We think you need these skills to ace AI Engineer
Some tips for your application 🫡
Show Off Your Python Skills: Make sure to highlight your strong Python expertise in your application. We want to see your understanding of Python internals and core language behaviour, so don’t hold back on showcasing any relevant projects or experiences!
Tailor Your Application: Take a moment to tailor your application to the role. Mention your experience with MLOps and model lifecycle management, and how these skills can drive business value in our greenfield AI projects. We love seeing candidates who connect their background to what we do!
Be Genuine About Your Interest in Finance: While financial services experience is a plus, a genuine interest in finance is just as important. Let us know why you’re excited about working in this space and how it relates to your career goals. It’ll help us see your passion for the role!
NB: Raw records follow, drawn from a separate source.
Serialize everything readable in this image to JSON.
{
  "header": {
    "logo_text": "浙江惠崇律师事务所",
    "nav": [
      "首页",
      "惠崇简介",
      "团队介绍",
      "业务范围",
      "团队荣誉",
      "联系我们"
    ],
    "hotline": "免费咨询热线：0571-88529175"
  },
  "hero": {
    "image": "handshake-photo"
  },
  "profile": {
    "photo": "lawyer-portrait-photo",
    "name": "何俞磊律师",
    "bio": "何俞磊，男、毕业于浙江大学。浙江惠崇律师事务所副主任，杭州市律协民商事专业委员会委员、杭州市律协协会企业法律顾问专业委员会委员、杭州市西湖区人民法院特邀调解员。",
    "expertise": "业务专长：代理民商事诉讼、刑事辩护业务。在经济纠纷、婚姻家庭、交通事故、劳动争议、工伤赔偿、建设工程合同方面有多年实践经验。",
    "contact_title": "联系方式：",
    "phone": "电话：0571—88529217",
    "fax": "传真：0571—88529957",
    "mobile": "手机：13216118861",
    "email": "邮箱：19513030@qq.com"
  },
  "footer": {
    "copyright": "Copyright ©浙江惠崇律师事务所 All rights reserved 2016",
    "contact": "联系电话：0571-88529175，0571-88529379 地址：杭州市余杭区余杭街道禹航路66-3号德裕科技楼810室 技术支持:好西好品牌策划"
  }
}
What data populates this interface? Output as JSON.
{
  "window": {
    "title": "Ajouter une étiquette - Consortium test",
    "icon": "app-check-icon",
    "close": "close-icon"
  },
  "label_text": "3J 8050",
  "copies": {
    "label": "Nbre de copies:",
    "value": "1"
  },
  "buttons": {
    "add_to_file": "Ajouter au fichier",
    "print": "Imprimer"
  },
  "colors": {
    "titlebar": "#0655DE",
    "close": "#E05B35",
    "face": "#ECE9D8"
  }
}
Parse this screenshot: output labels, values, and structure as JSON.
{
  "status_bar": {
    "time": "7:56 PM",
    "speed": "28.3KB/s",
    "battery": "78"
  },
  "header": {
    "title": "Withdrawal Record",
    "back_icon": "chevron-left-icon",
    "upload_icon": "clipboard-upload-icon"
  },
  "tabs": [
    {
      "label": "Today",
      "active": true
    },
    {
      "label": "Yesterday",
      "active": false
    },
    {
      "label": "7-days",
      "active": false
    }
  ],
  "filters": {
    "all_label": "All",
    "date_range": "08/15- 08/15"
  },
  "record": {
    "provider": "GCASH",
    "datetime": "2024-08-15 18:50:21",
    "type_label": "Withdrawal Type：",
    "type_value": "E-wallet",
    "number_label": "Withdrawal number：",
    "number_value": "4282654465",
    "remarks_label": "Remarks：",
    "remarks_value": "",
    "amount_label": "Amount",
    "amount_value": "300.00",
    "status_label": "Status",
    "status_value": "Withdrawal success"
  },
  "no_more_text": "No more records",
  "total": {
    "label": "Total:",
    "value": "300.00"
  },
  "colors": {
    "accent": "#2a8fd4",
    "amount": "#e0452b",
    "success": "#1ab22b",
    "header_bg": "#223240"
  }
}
Apply Through Our Website: We encourage you to apply through our website for a smoother process. It’s the best way for us to keep track of your application and ensure it gets the attention it deserves. Plus, it shows you’re keen to join our team!
How to prepare for a job interview at DW Search
✨Master Your Python Fundamentals
Since strong Python expertise is a must for this role, make sure you brush up on your Python fundamentals before the interview. Be prepared to discuss core language behaviour and even tackle some coding challenges that test your understanding of Python internals.
✨Showcase Your AI Experience
Highlight any previous projects where you've built or deployed AI systems. Be ready to discuss the challenges you faced, how you overcame them, and the impact your work had. This will demonstrate your hands-on experience and ability to drive business value.
✨Understand MLOps and Model Lifecycle Management
Familiarise yourself with MLOps practices and model lifecycle management. Be prepared to explain how you've managed AI systems at scale in the past, as this knowledge is crucial for the role. Discussing specific tools or frameworks you've used can also set you apart.
✨Express Your Interest in Finance
Even if you don't have direct financial services experience, showing a genuine interest in finance can go a long way. Research the company’s investment focus and be ready to discuss how AI can add value in the financial sector. This will show you're not just technically skilled but also aligned with their business goals.